The orchestrator coordinates. The user sees one answer. Underneath, three clouds contributed. Each contribution is auditable via consent_tokens — the user can ask “show me what was queried where on my behalf.”

Per-call data policy:

Each cross-swarm message carries a data_policy field (post #66):

"data_policy": {
  "retention": "session" | "90d" | "permanent",
  "usage": "this_call_only" | "memory_eligible",
  "revocable": true
}

A’s call to B with retention: session tells B: “use the contents of this call for this response, don’t store it.” B’s adherence is good faith but the signal is explicit. Compliant peers honor it; hostile peers can’t be forced, but at least the convention is published.

Why publish the protocol now:

Post #58 (“open the bones, close the body”) covers the why. Capability invocation across federated AI systems is a category that doesn’t have a standard yet. By publishing rapp-d2d/1.0 with capability invocation in the spec, we set the shape. Other implementations adopt it (interop wins) or build their own (lose the standardization battle).

Worth noting: the spec is published; the implementation is partial. We have the wire shape designed but only the basic message-passing is implemented in code. Full capability invocation with consent tokens is in the v0.2 backlog. Publishing the spec early is intentional — commits us, signals intent, invites scrutiny while there’s still time to refine.

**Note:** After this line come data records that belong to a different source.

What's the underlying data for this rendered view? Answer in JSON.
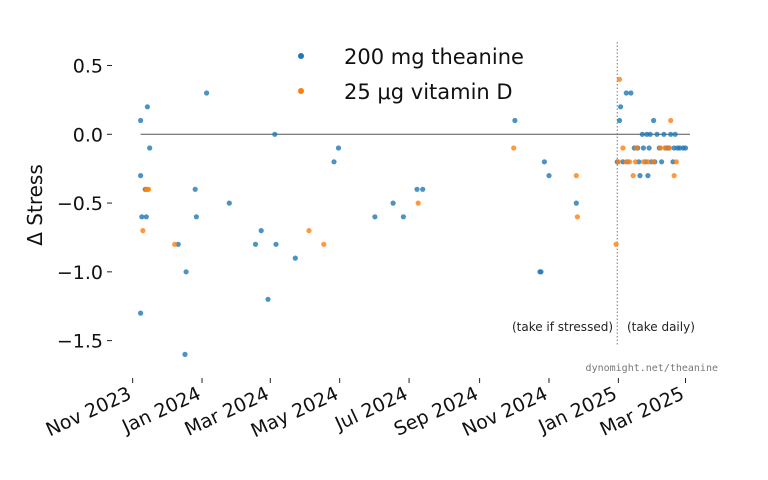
{
  "chart_data": {
    "type": "scatter",
    "title": "",
    "xlabel": "",
    "ylabel": "Δ Stress",
    "ylim": [
      -1.75,
      0.7
    ],
    "yticks": [
      0.5,
      0.0,
      -0.5,
      -1.0,
      -1.5
    ],
    "ytick_labels": [
      "0.5",
      "0.0",
      "−0.5",
      "−1.0",
      "−1.5"
    ],
    "x_domain": [
      "2023-10-20",
      "2025-03-12"
    ],
    "xticks": [
      "2023-11-01",
      "2024-01-01",
      "2024-03-01",
      "2024-05-01",
      "2024-07-01",
      "2024-09-01",
      "2024-11-01",
      "2025-01-01",
      "2025-03-01"
    ],
    "xtick_labels": [
      "Nov 2023",
      "Jan 2024",
      "Mar 2024",
      "May 2024",
      "Jul 2024",
      "Sep 2024",
      "Nov 2024",
      "Jan 2025",
      "Mar 2025"
    ],
    "reference_line_y": 0.0,
    "divider_date": "2024-12-31",
    "annotations": [
      "(take if stressed)",
      "(take daily)"
    ],
    "watermark": "dynomight.net/theanine",
    "colors": {
      "theanine": "#1f77b4",
      "vitaminD": "#ff7f0e",
      "zero_line": "#555555"
    },
    "series": [
      {
        "name": "200 mg theanine",
        "key": "theanine",
        "points": [
          [
            "2023-11-08",
            0.1
          ],
          [
            "2023-11-08",
            -0.3
          ],
          [
            "2023-11-08",
            -1.3
          ],
          [
            "2023-11-09",
            -0.6
          ],
          [
            "2023-11-12",
            -0.4
          ],
          [
            "2023-11-13",
            -0.6
          ],
          [
            "2023-11-14",
            0.2
          ],
          [
            "2023-11-16",
            -0.1
          ],
          [
            "2023-12-11",
            -0.8
          ],
          [
            "2023-12-17",
            -1.6
          ],
          [
            "2023-12-18",
            -1.0
          ],
          [
            "2023-12-26",
            -0.4
          ],
          [
            "2023-12-27",
            -0.6
          ],
          [
            "2024-01-05",
            0.3
          ],
          [
            "2024-01-25",
            -0.5
          ],
          [
            "2024-02-17",
            -0.8
          ],
          [
            "2024-02-22",
            -0.7
          ],
          [
            "2024-02-28",
            -1.2
          ],
          [
            "2024-03-05",
            0.0
          ],
          [
            "2024-03-06",
            -0.8
          ],
          [
            "2024-03-23",
            -0.9
          ],
          [
            "2024-04-26",
            -0.2
          ],
          [
            "2024-04-30",
            -0.1
          ],
          [
            "2024-06-01",
            -0.6
          ],
          [
            "2024-06-17",
            -0.5
          ],
          [
            "2024-06-26",
            -0.6
          ],
          [
            "2024-07-08",
            -0.4
          ],
          [
            "2024-07-13",
            -0.4
          ],
          [
            "2024-10-02",
            0.1
          ],
          [
            "2024-10-24",
            -1.0
          ],
          [
            "2024-10-25",
            -1.0
          ],
          [
            "2024-10-28",
            -0.2
          ],
          [
            "2024-11-01",
            -0.3
          ],
          [
            "2024-11-25",
            -0.5
          ],
          [
            "2024-12-31",
            -0.2
          ],
          [
            "2025-01-02",
            0.1
          ],
          [
            "2025-01-03",
            0.2
          ],
          [
            "2025-01-05",
            -0.2
          ],
          [
            "2025-01-08",
            0.3
          ],
          [
            "2025-01-09",
            -0.2
          ],
          [
            "2025-01-12",
            0.3
          ],
          [
            "2025-01-15",
            -0.1
          ],
          [
            "2025-01-18",
            -0.1
          ],
          [
            "2025-01-19",
            -0.2
          ],
          [
            "2025-01-20",
            -0.3
          ],
          [
            "2025-01-22",
            0.0
          ],
          [
            "2025-01-23",
            -0.1
          ],
          [
            "2025-01-25",
            -0.2
          ],
          [
            "2025-01-26",
            0.0
          ],
          [
            "2025-01-27",
            -0.3
          ],
          [
            "2025-01-28",
            -0.1
          ],
          [
            "2025-01-29",
            0.0
          ],
          [
            "2025-01-30",
            -0.2
          ],
          [
            "2025-02-01",
            0.1
          ],
          [
            "2025-02-02",
            -0.2
          ],
          [
            "2025-02-04",
            0.0
          ],
          [
            "2025-02-06",
            -0.1
          ],
          [
            "2025-02-08",
            -0.2
          ],
          [
            "2025-02-10",
            0.0
          ],
          [
            "2025-02-12",
            -0.1
          ],
          [
            "2025-02-14",
            -0.1
          ],
          [
            "2025-02-16",
            0.0
          ],
          [
            "2025-02-18",
            -0.2
          ],
          [
            "2025-02-19",
            -0.1
          ],
          [
            "2025-02-20",
            0.0
          ],
          [
            "2025-02-22",
            -0.1
          ],
          [
            "2025-02-24",
            -0.1
          ],
          [
            "2025-02-27",
            -0.1
          ],
          [
            "2025-03-01",
            -0.1
          ]
        ]
      },
      {
        "name": "25 μg vitamin D",
        "key": "vitaminD",
        "points": [
          [
            "2023-11-10",
            -0.7
          ],
          [
            "2023-11-13",
            -0.4
          ],
          [
            "2023-11-14",
            -0.4
          ],
          [
            "2023-11-15",
            -0.4
          ],
          [
            "2023-12-08",
            -0.8
          ],
          [
            "2024-04-04",
            -0.7
          ],
          [
            "2024-04-17",
            -0.8
          ],
          [
            "2024-07-09",
            -0.5
          ],
          [
            "2024-10-01",
            -0.1
          ],
          [
            "2024-11-25",
            -0.3
          ],
          [
            "2024-11-26",
            -0.6
          ],
          [
            "2024-12-30",
            -0.8
          ],
          [
            "2025-01-01",
            -0.2
          ],
          [
            "2025-01-02",
            0.4
          ],
          [
            "2025-01-05",
            -0.1
          ],
          [
            "2025-01-08",
            -0.2
          ],
          [
            "2025-01-11",
            -0.2
          ],
          [
            "2025-01-14",
            -0.3
          ],
          [
            "2025-01-16",
            -0.2
          ],
          [
            "2025-01-17",
            -0.1
          ],
          [
            "2025-01-23",
            -0.2
          ],
          [
            "2025-01-27",
            -0.2
          ],
          [
            "2025-02-01",
            -0.2
          ],
          [
            "2025-02-07",
            -0.1
          ],
          [
            "2025-02-11",
            -0.1
          ],
          [
            "2025-02-15",
            -0.1
          ],
          [
            "2025-02-16",
            0.1
          ],
          [
            "2025-02-19",
            -0.3
          ],
          [
            "2025-02-21",
            -0.2
          ]
        ]
      }
    ]
  }
}
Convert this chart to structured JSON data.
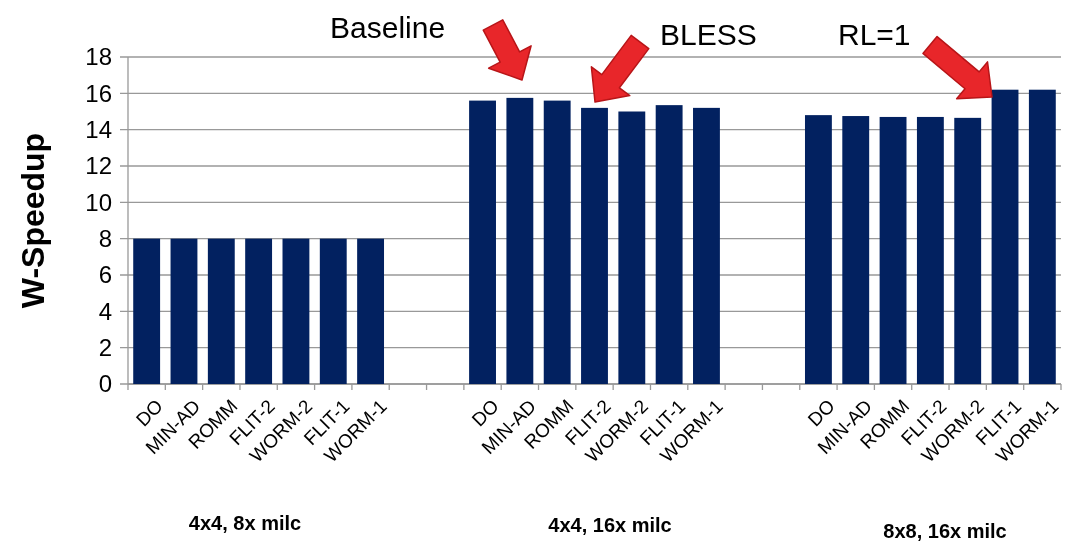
{
  "chart_data": {
    "type": "bar",
    "ylabel": "W-Speedup",
    "categories": [
      "DO",
      "MIN-AD",
      "ROMM",
      "FLIT-2",
      "WORM-2",
      "FLIT-1",
      "WORM-1",
      null,
      null,
      "DO",
      "MIN-AD",
      "ROMM",
      "FLIT-2",
      "WORM-2",
      "FLIT-1",
      "WORM-1",
      null,
      null,
      "DO",
      "MIN-AD",
      "ROMM",
      "FLIT-2",
      "WORM-2",
      "FLIT-1",
      "WORM-1"
    ],
    "values": [
      8,
      8,
      8,
      8,
      8,
      8,
      8,
      null,
      null,
      15.6,
      15.75,
      15.6,
      15.2,
      15.0,
      15.35,
      15.2,
      null,
      null,
      14.8,
      14.75,
      14.7,
      14.7,
      14.65,
      16.2,
      16.2
    ],
    "color": "#022160",
    "ylim": [
      0,
      18
    ],
    "yticks": [
      0,
      2,
      4,
      6,
      8,
      10,
      12,
      14,
      16,
      18
    ],
    "grid": "y",
    "annotations": [
      "Baseline",
      "BLESS",
      "RL=1",
      "4x4, 8x milc",
      "4x4, 16x milc",
      "8x8, 16x milc"
    ]
  }
}
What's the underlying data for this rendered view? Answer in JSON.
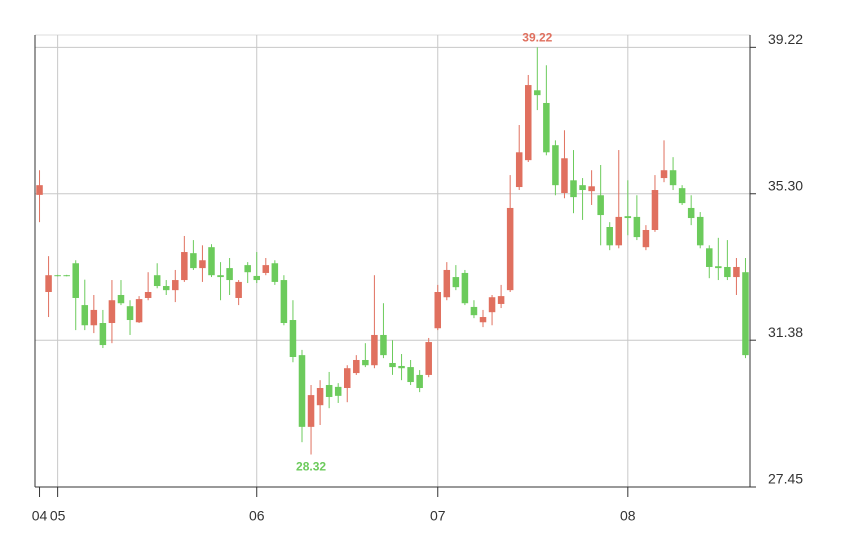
{
  "chart_data": {
    "type": "candlestick",
    "categories": [
      "04",
      null,
      "05",
      null,
      null,
      null,
      null,
      null,
      null,
      null,
      null,
      null,
      null,
      null,
      null,
      null,
      null,
      null,
      null,
      null,
      null,
      null,
      null,
      null,
      "06",
      null,
      null,
      null,
      null,
      null,
      null,
      null,
      null,
      null,
      null,
      null,
      null,
      null,
      null,
      null,
      null,
      null,
      null,
      null,
      "07",
      null,
      null,
      null,
      null,
      null,
      null,
      null,
      null,
      null,
      null,
      null,
      null,
      null,
      null,
      null,
      null,
      null,
      null,
      null,
      null,
      "08",
      null,
      null,
      null,
      null,
      null,
      null,
      null,
      null,
      null,
      null,
      null,
      null,
      null
    ],
    "open": [
      35.27,
      32.67,
      33.12,
      33.12,
      33.44,
      32.32,
      31.78,
      31.84,
      31.84,
      32.59,
      32.29,
      31.86,
      32.51,
      33.12,
      32.83,
      32.72,
      32.99,
      33.71,
      33.31,
      33.87,
      33.12,
      33.31,
      32.51,
      33.39,
      33.1,
      33.18,
      33.44,
      32.99,
      31.92,
      30.98,
      29.06,
      29.64,
      30.18,
      30.13,
      30.1,
      30.5,
      30.85,
      30.71,
      31.52,
      30.77,
      30.69,
      30.66,
      30.45,
      30.45,
      31.7,
      32.53,
      33.07,
      33.18,
      32.27,
      31.86,
      32.13,
      32.35,
      32.72,
      35.48,
      36.2,
      38.07,
      37.73,
      36.6,
      35.32,
      35.66,
      35.53,
      35.37,
      35.26,
      34.41,
      33.92,
      34.7,
      34.68,
      33.87,
      34.33,
      35.72,
      35.93,
      35.45,
      34.92,
      34.68,
      33.84,
      33.36,
      33.34,
      33.07,
      33.2
    ],
    "close": [
      35.53,
      33.12,
      33.1,
      33.1,
      32.51,
      31.78,
      32.19,
      31.25,
      32.45,
      32.37,
      31.92,
      32.48,
      32.67,
      32.83,
      32.72,
      32.99,
      33.74,
      33.31,
      33.52,
      33.12,
      33.07,
      32.99,
      32.94,
      33.2,
      32.99,
      33.39,
      32.94,
      31.84,
      30.93,
      29.06,
      29.91,
      30.1,
      29.86,
      29.89,
      30.63,
      30.85,
      30.71,
      31.52,
      30.98,
      30.66,
      30.63,
      30.26,
      30.1,
      31.33,
      32.67,
      33.26,
      32.8,
      32.37,
      32.05,
      32.0,
      32.53,
      32.56,
      34.92,
      36.41,
      38.21,
      37.94,
      36.41,
      35.53,
      36.25,
      35.21,
      35.4,
      35.5,
      34.73,
      33.92,
      34.68,
      34.65,
      34.14,
      34.33,
      35.4,
      35.93,
      35.53,
      35.05,
      34.65,
      33.92,
      33.34,
      33.31,
      33.07,
      33.34,
      30.98
    ],
    "high": [
      35.93,
      33.63,
      33.13,
      33.13,
      33.52,
      33.0,
      32.59,
      32.19,
      32.99,
      32.99,
      32.45,
      32.56,
      33.2,
      33.44,
      32.99,
      33.26,
      34.17,
      34.06,
      33.92,
      33.95,
      33.47,
      33.58,
      32.99,
      33.47,
      33.74,
      33.58,
      33.52,
      33.12,
      32.45,
      31.12,
      30.18,
      30.31,
      30.53,
      30.23,
      30.71,
      30.98,
      31.3,
      33.12,
      32.37,
      31.38,
      31.01,
      30.85,
      30.58,
      31.44,
      32.86,
      33.47,
      33.39,
      33.26,
      32.45,
      32.19,
      32.59,
      32.86,
      35.8,
      37.14,
      38.48,
      39.22,
      38.74,
      36.73,
      37.0,
      36.47,
      35.72,
      35.93,
      36.07,
      34.54,
      36.47,
      35.66,
      35.26,
      34.46,
      35.8,
      36.73,
      36.28,
      35.53,
      35.26,
      34.81,
      33.92,
      34.12,
      34.06,
      33.58,
      33.58
    ],
    "low": [
      34.54,
      32.0,
      33.09,
      33.09,
      31.65,
      31.65,
      31.57,
      31.17,
      31.3,
      32.32,
      31.52,
      31.84,
      32.45,
      32.77,
      32.59,
      32.4,
      32.94,
      33.26,
      32.94,
      33.07,
      32.45,
      32.59,
      32.32,
      32.91,
      32.91,
      33.12,
      32.86,
      31.78,
      30.79,
      28.65,
      28.32,
      29.11,
      29.56,
      29.7,
      29.72,
      30.45,
      30.66,
      30.63,
      30.9,
      30.45,
      30.31,
      30.18,
      29.99,
      30.39,
      31.65,
      32.45,
      32.72,
      32.32,
      31.97,
      31.73,
      31.78,
      32.24,
      32.67,
      35.4,
      36.15,
      37.54,
      36.33,
      35.26,
      35.18,
      34.78,
      34.6,
      35.0,
      33.92,
      33.79,
      33.84,
      34.19,
      34.06,
      33.79,
      34.28,
      35.61,
      35.4,
      35.0,
      34.46,
      33.84,
      33.04,
      32.99,
      32.99,
      32.59,
      30.9
    ],
    "up_color": "#e0705f",
    "down_color": "#6ccb5c",
    "ylim": [
      27.45,
      39.55
    ],
    "yticks": [
      27.45,
      31.38,
      {
        "value": 35.3,
        "label": "35.30"
      },
      39.22
    ],
    "grid": true,
    "annotations": [
      {
        "text": "39.22",
        "value": 39.22,
        "color": "#e0705f"
      },
      {
        "text": "28.32",
        "value": 28.32,
        "color": "#6ccb5c"
      }
    ]
  }
}
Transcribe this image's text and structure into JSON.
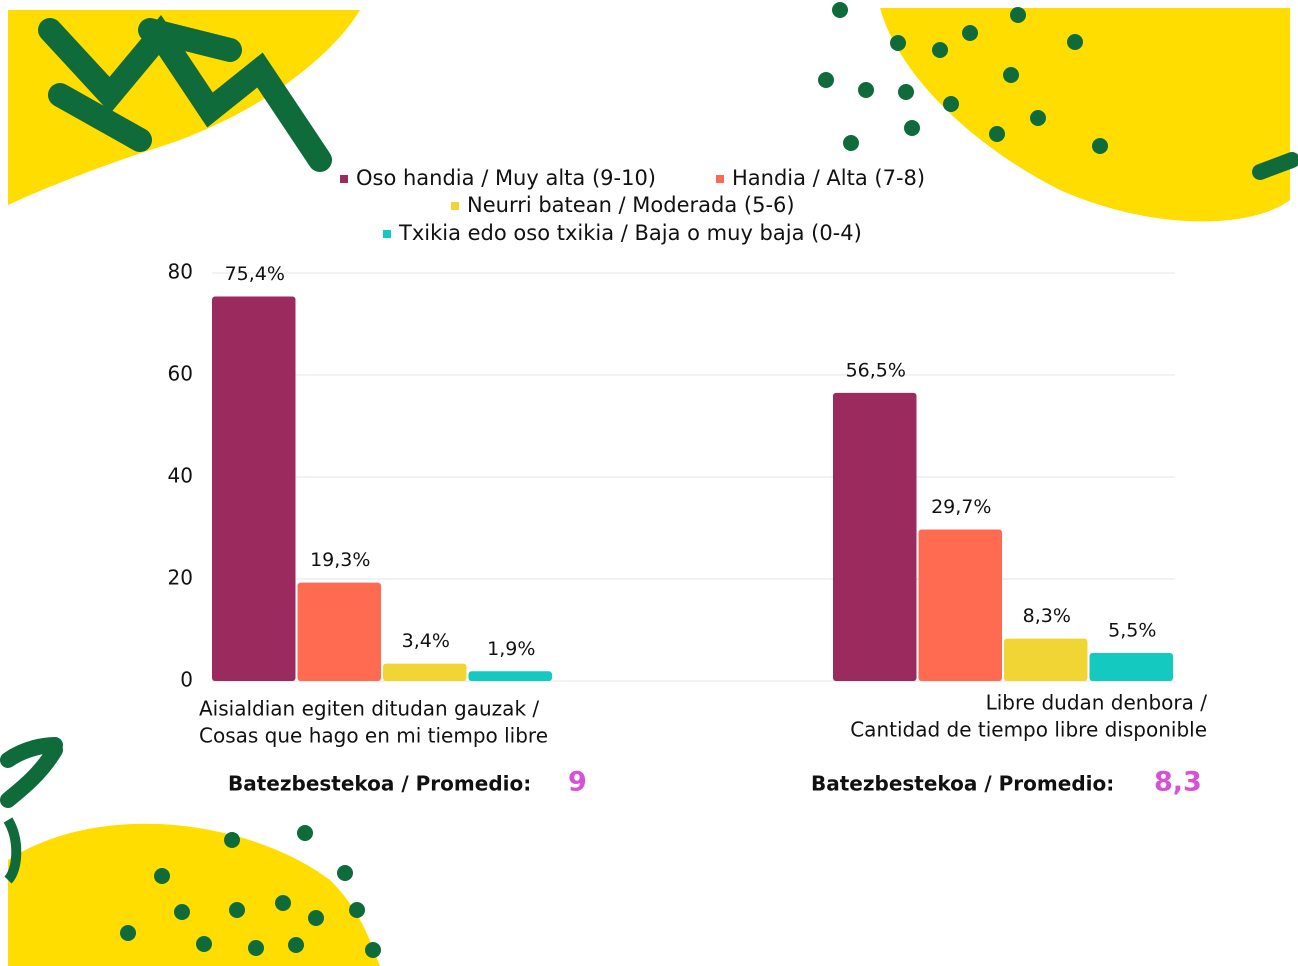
{
  "chart_data": {
    "type": "bar",
    "categories": [
      [
        "Aisialdian egiten ditudan gauzak /",
        "Cosas que hago en mi tiempo libre"
      ],
      [
        "Libre dudan denbora /",
        "Cantidad de tiempo libre disponible"
      ]
    ],
    "series": [
      {
        "name": "Oso handia / Muy alta (9-10)",
        "color": "#9b2a5e",
        "values": [
          75.4,
          56.5
        ],
        "value_labels": [
          "75,4%",
          "56,5%"
        ]
      },
      {
        "name": "Handia / Alta (7-8)",
        "color": "#ff6b50",
        "values": [
          19.3,
          29.7
        ],
        "value_labels": [
          "19,3%",
          "29,7%"
        ]
      },
      {
        "name": "Neurri batean / Moderada (5-6)",
        "color": "#f0d535",
        "values": [
          3.4,
          8.3
        ],
        "value_labels": [
          "3,4%",
          "8,3%"
        ]
      },
      {
        "name": "Txikia edo oso txikia / Baja o muy baja (0-4)",
        "color": "#14c9c0",
        "values": [
          1.9,
          5.5
        ],
        "value_labels": [
          "1,9%",
          "5,5%"
        ]
      }
    ],
    "ylim": [
      0,
      80
    ],
    "yticks": [
      0,
      20,
      40,
      60,
      80
    ],
    "grid": true,
    "legend": "top",
    "averages": {
      "label": "Batezbestekoa / Promedio:",
      "values": [
        9,
        8.3
      ],
      "value_labels": [
        "9",
        "8,3"
      ]
    }
  }
}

Open problems (carry over from post #66):

  • Capability lying. B claims LiteratureSearch returns peer-reviewed; actually returns blog spam. Reputation, signed third-party attestations, calling-and-judging are the mitigations.
  • Pricing for cross-swarm calls. Should B charge A for invoking B’s capabilities? Almost certainly yes for institutional / professional cases. Stripe-style metered billing on top of the protocol; outside the protocol’s scope.
  • Async / streaming responses. Some capability calls take seconds (LLM responses). The protocol needs to support asynchronous completion — initial ack, eventual response. Not in v0.

The lesson:

Federated AI systems are coming. The first protocol that combines (a) cryptographic identity, (b) granular capability whitelisting, (c) explicit per-call consent, (d) data-policy envelopes, (e) cross-cloud composition with audit trails — wins the standardization race. We’re trying to be that protocol.

The shape is publishable now. Implementation follows the spec, not the other way around.